Having established alemtuzumab [“Campath”] as a highly effective anti-inflammatory therapy for early relapsing multiple sclerosis, we are now tackling the post-inflammatory phase of the disease by testing a novel remyelinating therapies. Previously we showed that bexarotene, a licensed retinoid X receptor gamma agonist, promotes endogenous brain repair, but was too toxic to be given to people with MS. We are now looking at the effects of combining metformin and clemastine. To measure remyelination, we are using advnaced magnetic resonance imaging and electrophysiological assessments of vision, in the Clinical Vision Lab. In addition, we are exploring how best to use current MS drugs by studying real-world data from thousands of people with MS all over the world.

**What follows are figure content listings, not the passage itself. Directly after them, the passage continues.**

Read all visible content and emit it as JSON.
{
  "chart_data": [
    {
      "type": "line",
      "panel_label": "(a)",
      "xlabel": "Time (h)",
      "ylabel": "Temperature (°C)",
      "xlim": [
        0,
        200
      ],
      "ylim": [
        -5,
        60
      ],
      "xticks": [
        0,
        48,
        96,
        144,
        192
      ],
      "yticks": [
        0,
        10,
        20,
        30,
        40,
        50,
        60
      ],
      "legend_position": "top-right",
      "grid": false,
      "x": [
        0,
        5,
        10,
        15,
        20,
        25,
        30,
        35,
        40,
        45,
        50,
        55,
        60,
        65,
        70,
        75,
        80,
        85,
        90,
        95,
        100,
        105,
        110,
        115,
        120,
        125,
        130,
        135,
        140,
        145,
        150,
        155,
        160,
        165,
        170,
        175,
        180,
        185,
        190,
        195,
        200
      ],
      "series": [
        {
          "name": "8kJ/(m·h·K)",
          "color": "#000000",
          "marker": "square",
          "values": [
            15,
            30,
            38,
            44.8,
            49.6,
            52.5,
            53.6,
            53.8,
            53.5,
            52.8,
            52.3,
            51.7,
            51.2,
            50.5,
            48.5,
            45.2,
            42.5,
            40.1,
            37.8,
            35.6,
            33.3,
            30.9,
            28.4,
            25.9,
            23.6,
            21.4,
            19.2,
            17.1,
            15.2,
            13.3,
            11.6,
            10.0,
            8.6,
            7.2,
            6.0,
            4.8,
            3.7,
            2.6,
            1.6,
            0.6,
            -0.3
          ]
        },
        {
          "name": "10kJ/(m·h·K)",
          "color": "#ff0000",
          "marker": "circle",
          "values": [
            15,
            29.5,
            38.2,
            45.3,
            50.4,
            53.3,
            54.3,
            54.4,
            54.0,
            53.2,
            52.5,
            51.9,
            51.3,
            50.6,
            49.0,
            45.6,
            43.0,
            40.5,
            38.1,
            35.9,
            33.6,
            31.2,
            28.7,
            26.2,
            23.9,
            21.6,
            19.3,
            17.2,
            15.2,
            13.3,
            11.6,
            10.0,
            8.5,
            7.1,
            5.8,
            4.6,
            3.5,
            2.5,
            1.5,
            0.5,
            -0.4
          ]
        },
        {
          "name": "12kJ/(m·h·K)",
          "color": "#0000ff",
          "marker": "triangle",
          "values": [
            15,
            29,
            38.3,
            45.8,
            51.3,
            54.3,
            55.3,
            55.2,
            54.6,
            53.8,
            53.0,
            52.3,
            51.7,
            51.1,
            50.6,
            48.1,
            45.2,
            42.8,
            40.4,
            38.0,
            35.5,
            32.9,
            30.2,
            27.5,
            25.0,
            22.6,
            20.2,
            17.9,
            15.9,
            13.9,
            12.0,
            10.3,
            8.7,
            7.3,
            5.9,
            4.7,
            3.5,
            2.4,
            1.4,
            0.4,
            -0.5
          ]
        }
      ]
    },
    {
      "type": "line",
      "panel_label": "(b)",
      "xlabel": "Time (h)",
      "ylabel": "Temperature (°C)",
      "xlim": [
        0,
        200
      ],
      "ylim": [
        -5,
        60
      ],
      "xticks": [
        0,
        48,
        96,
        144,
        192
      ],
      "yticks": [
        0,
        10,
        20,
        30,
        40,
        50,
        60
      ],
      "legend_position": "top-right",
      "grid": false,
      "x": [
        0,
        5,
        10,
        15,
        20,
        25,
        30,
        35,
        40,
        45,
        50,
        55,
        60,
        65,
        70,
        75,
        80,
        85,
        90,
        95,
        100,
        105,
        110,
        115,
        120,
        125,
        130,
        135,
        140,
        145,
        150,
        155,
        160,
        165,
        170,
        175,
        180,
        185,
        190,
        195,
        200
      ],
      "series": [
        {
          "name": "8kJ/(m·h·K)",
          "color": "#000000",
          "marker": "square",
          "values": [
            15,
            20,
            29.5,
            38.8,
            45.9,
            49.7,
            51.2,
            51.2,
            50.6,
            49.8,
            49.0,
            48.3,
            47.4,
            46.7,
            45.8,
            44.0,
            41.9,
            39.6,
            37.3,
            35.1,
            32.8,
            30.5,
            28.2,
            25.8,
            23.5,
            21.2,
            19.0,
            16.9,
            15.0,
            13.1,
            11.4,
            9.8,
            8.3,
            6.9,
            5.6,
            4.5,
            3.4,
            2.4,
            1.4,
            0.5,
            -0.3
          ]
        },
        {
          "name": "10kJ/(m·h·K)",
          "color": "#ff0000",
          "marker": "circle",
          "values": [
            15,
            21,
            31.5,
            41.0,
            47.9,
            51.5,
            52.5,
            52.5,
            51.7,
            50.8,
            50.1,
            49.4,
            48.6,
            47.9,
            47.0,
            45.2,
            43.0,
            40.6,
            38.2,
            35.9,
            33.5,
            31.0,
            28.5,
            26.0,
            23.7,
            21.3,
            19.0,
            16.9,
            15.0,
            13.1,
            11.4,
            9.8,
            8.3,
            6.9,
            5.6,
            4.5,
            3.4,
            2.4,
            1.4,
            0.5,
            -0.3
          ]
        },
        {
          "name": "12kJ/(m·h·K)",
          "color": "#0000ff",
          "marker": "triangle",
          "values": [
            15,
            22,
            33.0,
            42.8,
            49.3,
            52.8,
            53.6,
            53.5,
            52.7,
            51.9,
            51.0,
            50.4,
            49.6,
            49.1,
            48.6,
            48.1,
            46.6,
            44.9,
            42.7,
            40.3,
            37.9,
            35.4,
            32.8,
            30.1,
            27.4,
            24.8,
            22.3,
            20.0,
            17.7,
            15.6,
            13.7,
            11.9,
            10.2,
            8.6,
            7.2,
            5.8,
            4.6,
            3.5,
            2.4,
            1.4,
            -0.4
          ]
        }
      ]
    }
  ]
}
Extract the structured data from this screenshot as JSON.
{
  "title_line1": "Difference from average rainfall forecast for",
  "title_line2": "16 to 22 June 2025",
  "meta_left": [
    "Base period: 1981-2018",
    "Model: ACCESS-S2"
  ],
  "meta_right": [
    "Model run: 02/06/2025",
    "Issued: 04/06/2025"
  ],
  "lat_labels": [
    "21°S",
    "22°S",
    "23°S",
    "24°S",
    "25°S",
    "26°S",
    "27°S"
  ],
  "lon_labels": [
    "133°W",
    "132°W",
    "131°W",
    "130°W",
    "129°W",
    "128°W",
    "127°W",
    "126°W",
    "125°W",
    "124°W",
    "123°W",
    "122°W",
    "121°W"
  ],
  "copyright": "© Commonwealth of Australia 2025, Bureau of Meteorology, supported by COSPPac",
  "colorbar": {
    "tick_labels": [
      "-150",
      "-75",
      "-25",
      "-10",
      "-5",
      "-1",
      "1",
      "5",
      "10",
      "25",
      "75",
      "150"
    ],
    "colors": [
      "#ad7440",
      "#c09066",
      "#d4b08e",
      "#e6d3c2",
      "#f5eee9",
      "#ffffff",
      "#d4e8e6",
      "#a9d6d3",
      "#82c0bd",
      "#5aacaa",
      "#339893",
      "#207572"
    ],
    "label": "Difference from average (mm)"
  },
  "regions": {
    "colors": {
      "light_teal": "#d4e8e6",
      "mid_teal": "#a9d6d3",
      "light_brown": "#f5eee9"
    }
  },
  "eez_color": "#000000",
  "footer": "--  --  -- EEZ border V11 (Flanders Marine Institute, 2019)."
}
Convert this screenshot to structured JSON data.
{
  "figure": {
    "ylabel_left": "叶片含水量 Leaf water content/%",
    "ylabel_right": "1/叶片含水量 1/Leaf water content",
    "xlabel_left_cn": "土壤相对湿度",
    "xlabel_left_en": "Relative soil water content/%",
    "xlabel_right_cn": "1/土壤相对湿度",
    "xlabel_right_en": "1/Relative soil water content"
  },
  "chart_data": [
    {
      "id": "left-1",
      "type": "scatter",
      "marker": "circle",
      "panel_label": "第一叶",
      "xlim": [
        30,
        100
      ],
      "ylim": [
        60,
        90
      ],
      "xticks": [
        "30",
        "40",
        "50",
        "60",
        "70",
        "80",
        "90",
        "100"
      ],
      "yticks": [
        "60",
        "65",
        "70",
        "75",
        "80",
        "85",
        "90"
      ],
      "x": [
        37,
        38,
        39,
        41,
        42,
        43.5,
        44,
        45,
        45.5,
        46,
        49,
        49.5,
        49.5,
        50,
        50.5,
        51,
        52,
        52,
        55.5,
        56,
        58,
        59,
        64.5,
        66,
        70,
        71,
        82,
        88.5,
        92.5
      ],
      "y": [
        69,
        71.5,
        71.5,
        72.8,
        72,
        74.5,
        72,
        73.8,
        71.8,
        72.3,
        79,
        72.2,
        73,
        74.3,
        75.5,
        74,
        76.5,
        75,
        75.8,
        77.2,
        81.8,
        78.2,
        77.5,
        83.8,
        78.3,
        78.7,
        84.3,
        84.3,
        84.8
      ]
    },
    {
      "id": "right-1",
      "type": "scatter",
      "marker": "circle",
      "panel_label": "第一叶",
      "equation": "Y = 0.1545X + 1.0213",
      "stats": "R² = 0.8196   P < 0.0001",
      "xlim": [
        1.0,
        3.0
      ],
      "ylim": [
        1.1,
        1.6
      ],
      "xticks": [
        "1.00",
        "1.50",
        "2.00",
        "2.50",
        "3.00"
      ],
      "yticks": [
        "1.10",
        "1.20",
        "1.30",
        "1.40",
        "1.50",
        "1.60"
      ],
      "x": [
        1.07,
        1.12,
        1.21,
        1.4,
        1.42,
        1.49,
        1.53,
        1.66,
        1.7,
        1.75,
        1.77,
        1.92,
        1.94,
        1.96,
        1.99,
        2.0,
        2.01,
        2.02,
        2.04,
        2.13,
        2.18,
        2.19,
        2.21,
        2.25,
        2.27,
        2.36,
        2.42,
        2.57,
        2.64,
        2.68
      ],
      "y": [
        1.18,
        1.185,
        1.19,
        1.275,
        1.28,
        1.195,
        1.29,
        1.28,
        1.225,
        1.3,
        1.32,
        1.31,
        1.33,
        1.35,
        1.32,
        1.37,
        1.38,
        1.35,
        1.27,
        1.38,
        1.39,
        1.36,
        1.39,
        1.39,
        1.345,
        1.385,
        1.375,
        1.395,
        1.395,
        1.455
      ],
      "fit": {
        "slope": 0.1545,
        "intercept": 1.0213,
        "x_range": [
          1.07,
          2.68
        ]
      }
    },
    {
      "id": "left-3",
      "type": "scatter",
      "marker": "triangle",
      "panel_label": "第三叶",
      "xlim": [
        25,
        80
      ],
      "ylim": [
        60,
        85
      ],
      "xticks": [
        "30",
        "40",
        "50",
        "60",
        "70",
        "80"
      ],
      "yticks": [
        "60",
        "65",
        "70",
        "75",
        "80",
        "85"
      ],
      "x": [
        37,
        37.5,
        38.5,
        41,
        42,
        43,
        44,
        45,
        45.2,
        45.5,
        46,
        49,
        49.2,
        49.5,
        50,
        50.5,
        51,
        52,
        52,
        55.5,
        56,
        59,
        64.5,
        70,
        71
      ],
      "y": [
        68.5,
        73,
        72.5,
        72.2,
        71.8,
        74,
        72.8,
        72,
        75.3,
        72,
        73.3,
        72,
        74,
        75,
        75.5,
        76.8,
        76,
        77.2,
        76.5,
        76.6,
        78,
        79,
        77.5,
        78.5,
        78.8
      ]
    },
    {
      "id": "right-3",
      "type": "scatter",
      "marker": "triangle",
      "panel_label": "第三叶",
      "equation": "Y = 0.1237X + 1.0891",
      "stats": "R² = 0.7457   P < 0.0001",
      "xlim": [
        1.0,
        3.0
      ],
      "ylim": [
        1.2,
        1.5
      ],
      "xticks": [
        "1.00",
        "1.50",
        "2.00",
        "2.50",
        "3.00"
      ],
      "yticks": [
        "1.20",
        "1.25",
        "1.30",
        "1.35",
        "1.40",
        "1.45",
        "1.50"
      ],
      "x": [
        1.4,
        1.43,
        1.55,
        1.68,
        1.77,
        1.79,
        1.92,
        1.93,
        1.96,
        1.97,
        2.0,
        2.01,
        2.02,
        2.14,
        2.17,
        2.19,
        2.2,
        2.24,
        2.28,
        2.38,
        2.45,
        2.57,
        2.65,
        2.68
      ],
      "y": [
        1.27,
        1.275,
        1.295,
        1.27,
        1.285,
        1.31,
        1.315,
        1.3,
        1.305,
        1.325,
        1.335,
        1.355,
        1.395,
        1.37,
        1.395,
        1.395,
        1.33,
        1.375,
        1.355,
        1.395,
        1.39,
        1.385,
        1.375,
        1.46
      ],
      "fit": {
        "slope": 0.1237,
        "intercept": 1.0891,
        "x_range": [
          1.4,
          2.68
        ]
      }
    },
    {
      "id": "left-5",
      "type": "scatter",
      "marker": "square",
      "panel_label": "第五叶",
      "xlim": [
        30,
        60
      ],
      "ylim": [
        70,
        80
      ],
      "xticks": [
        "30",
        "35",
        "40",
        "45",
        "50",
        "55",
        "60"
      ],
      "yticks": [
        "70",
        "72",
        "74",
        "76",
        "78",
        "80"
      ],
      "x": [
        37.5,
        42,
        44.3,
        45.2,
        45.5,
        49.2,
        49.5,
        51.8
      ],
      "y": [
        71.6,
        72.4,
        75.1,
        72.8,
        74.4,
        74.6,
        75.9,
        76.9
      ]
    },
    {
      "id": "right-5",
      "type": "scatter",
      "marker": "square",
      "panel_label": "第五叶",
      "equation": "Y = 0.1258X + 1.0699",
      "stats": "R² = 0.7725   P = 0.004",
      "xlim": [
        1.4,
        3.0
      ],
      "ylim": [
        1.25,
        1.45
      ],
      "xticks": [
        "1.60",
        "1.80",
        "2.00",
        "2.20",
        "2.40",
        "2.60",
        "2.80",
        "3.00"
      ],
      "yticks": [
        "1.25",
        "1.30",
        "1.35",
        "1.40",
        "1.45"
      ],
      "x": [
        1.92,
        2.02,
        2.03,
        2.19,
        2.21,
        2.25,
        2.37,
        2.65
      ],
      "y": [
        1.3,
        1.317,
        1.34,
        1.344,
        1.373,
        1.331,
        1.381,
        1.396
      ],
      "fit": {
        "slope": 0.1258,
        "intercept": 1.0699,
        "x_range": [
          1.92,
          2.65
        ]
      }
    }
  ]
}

For more details see our website for Clinical MS Research

We were awarded an MS Society of Excellence Centre for the Cambridge Centre for Myelin Repair, which brings together laboratory scientists, physicists and clinicians from across the biomedical campus.

Parkinson’s Disease

We have shown that people taking anti-inflammatory drugs are less prone to dementia associated with Parkinson’s disease, and that Parkinson’s disease is associated with a pro-inflammatory serum cytokine profile and abnormal peripheral B lymphocyte phenotype. We will now conduct the first placebo-controlled trial of an immunosuppressant in people with established Parkinson’s disease to prevent cognitive impairment.
In recent years, in partnership we have shown that ~7% of people with early psychosis have serum antibodies directed against neuronal membrane targets, and that they seem to respond to immunotherapy in open-label studies. This underpins a randomised placebo-controlled national multi-centre trial to test this innovative treatment approach for the first time.
We are committed to advancing our understanding of how inflammation contributes to the causes of chronic neurological diseases, and ambitious to conduct both fundamental science as well as start innovative therapy trials across all diseases of the nervous system involving inflammation.